It’s been just four months since Yuck officially announced a split, but the band’s frontman Max Bloom has already been busy, knocking out his second solo album in little over a year, debut Perfume arriving during the first stages of lockdown. And it’s lockdown that we have to thank for Pedestrian, Bloom’s inspiration being taken from the empty spaces and desolate feelings created by a lack of people where they would normally be teeming.
Bloom also discovered the joys of running – or benefits, maybe, as does anyone really enjoy running or is it for fitness purposes only? – and on one of these runs he saw the sign ‘Pedestrian’ which formed a catalyst for some serious song thinking and planning as well as a song and album title. The London-based artist then buried his head in the task ahead, playing virtually every instrument whilst recording his new album in his new home studio in Hackney.
Pedestrian is going to come as something of a shock to those that were not privy to Bloom’s solo debut, and remember Yuck as noisy shoegaze disciples. It’s a far cry from that, positioning itself at the other end of the spectrum completely, with subtle minimalism at the heart of the record.
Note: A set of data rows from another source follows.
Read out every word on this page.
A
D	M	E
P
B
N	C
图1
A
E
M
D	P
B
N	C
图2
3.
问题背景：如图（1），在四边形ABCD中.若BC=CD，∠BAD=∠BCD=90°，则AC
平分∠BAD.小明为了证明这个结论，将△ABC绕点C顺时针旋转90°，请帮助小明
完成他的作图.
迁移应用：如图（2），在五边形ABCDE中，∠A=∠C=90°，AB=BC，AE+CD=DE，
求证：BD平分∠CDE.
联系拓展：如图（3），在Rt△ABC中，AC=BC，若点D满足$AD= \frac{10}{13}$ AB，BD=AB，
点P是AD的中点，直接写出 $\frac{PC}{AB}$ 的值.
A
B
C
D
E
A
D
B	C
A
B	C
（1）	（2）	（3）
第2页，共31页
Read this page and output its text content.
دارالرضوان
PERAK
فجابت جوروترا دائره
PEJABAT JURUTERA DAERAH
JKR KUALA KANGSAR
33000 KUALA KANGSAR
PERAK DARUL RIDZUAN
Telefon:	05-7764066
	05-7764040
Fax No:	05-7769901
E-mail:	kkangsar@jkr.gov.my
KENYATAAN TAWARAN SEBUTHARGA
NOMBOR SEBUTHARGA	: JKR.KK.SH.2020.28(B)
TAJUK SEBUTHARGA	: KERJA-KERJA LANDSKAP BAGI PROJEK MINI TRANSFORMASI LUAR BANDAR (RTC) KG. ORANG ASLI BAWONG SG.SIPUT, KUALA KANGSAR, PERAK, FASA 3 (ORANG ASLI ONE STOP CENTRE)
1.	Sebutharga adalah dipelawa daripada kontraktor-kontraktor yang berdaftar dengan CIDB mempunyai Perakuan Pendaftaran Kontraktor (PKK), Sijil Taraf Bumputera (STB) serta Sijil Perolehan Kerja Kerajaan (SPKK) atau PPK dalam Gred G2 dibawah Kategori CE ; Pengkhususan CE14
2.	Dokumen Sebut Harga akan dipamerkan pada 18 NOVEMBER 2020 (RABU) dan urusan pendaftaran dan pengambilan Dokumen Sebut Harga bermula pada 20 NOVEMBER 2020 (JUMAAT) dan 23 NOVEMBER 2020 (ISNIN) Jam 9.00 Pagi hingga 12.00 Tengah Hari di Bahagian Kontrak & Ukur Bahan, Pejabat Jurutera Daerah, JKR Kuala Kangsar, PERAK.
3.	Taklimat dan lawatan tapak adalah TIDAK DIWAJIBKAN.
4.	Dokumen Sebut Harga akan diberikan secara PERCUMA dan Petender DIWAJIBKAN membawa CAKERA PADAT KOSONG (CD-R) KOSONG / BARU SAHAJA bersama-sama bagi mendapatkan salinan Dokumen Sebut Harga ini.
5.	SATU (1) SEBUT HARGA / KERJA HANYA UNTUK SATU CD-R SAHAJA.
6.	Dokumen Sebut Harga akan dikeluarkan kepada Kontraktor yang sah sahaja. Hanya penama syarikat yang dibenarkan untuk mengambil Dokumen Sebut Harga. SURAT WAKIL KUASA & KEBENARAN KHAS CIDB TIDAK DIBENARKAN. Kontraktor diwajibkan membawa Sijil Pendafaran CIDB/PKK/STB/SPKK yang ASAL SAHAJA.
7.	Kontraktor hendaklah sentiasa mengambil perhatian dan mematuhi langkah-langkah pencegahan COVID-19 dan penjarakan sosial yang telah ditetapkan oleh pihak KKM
And Bloom showcases his range of talents by pinning down tracks via piano, acoustic and electric guitar as well as adding brass touches here and there.
A simple piano line underpins the opening title track that leaves you thinking surely this has been written before, it’s that straightforward and effective, sitting near something Badly Drawn Boy could have rustled up with its gorgeous melody. The Weatherman is strikingly similar, if not quite a carbon copy. Yuck have often been seen to have a slightly weird side, and the warped Imposter Syndrome taps into this element with All The Same also benefitting from some POND-like warpiness.
With much less raucous noise on show, lyrics are fully revealed. After an electric guitar loop opens Palindromes, Bloom tells of going “forwards and backwards every day” and that “our cup is overflowing” during a summery cut. A Stealers Wheel-like acoustic riff introduces reflective number How Can I Love You where Bloom tells of his parents being too hard to please and that how can he love someone else when he doesn’t even love himself. Highlight America then tells of his love of the US, namechecking several places before declaring “I love you so” and “tell me what’s not to like” before stating that “maybe I’ll live there someday”. Under Green Skies then takes a descending riff and moody bass line, lyrics now reflecting on the limitations that lockdown brought, “I’m trapped in this cage against my will”.
Pedestrian isn’t going to grab you by the throat or rip up trees, being both pedestrian in name and largely in nature too. But don’t let that put you off; the pace may be rather ‘foot off the gas’ but its subtlety is endearing, as is the vulnerability displayed by Bloom’s vocals. For once we can be thankful for lockdown as, without it, Pedestrian would probably have walked into our lives considerably later than it has.